Whether or not that has been the case in the past, Fraunces is certainly getting attention now. St. Peter's recently agreed to memorialize him in its churchyard, and money to pay for it was raised in part by black activist groups.
The burial site is the starting point for Saturday's procession, which will move to Front and Market, where slaves were once auctioned outside the old London Coffee House. It will pass Willings Alley, center of the city's 18th-century slave trade, and Sixth and Market, home of Washington's presidency in the 1790s — and of at least nine slaves. The trek ends at Washington Square, then called Congo Square, where blacks were buried and where the living gathered to honor and to celebrate.
Two activist organizations concerned with retrieving the city's African historical legacy, Generations Unlimited and the African Daughters of Fine Lineage, are sponsoring the procession; they also helped raise funds for the churchyard memorial.
Charles Blockson, emeritus curator of the Charles Blockson Afro-American Collection at Temple University and a founder of Generations Unlimited, said the noon commemoration of Fraunces will be the first public recognition of his burial site.
As far as Blockson is concerned, there is no question about the racial identity of the steward and tavern owner: Fraunces was a black man of Haitian descent. He owned Fraunces Tavern in New York City, where Washington bade his troops farewell at the end of the Revolutionary War, and he served as Washington's steward at the President's House from 1791 to 1794.

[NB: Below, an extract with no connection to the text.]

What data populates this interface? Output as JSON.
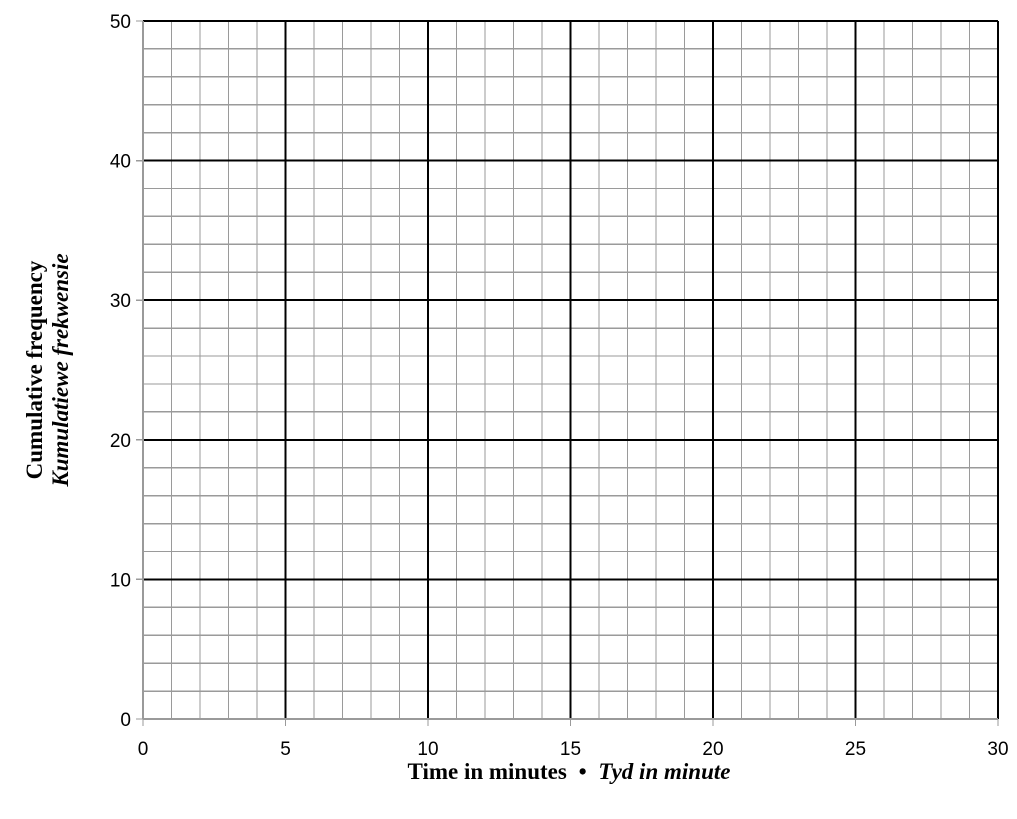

Fraunces opened a tavern here after that, and died in 1795. Blockson, who has researched Fraunces for decades, is responsible for a state historical marker commemorating the site of Fraunces' last tavern, near Second and Dock Streets.
"My main thrust is to honor Samuel Fraunces," he said, noting that Fraunces was a kind of uber-restaurateur — caterer, chef, manager, tavern-keeper. He even introduced Washington to carrot cake, popularizing it as a dessert.
"He was more than a cook," the historian continued, adding that Washington's celebrated enslaved chef Hercules was taught much of his art by Fraunces and emulated his mentor right down to his affinity for fancy duds.
"Hercules was important," said Blockson, "but even the way he dressed he got from Fraunces."
Cole, a genealogist who lives in Western Pennsylvania, said there were numerous Fraunces descendants in and around New York down to Atlanta, though she did not know how many would attend the churchyard gathering.
"He was right at the center of everything," she said of her ancestor.
Sacaree Rhodes, an organizer of the procession, called it "the trail of blood and tears" and said it would "retrace the path that our ancestors walked as they were transported, bought, and sold just blocks from the site of Independence Hall and the Liberty Bell."
Rhodes emphasized that much of the historic district was tainted by past association with slavery.
"As residents and tourists walk the streets of Center City Philadelphia and what is now called Society Hill," she said, "I want them to understand that these streets are where black men, women, and children were bought on auction blocks just feet from where the Liberty Bell is now located."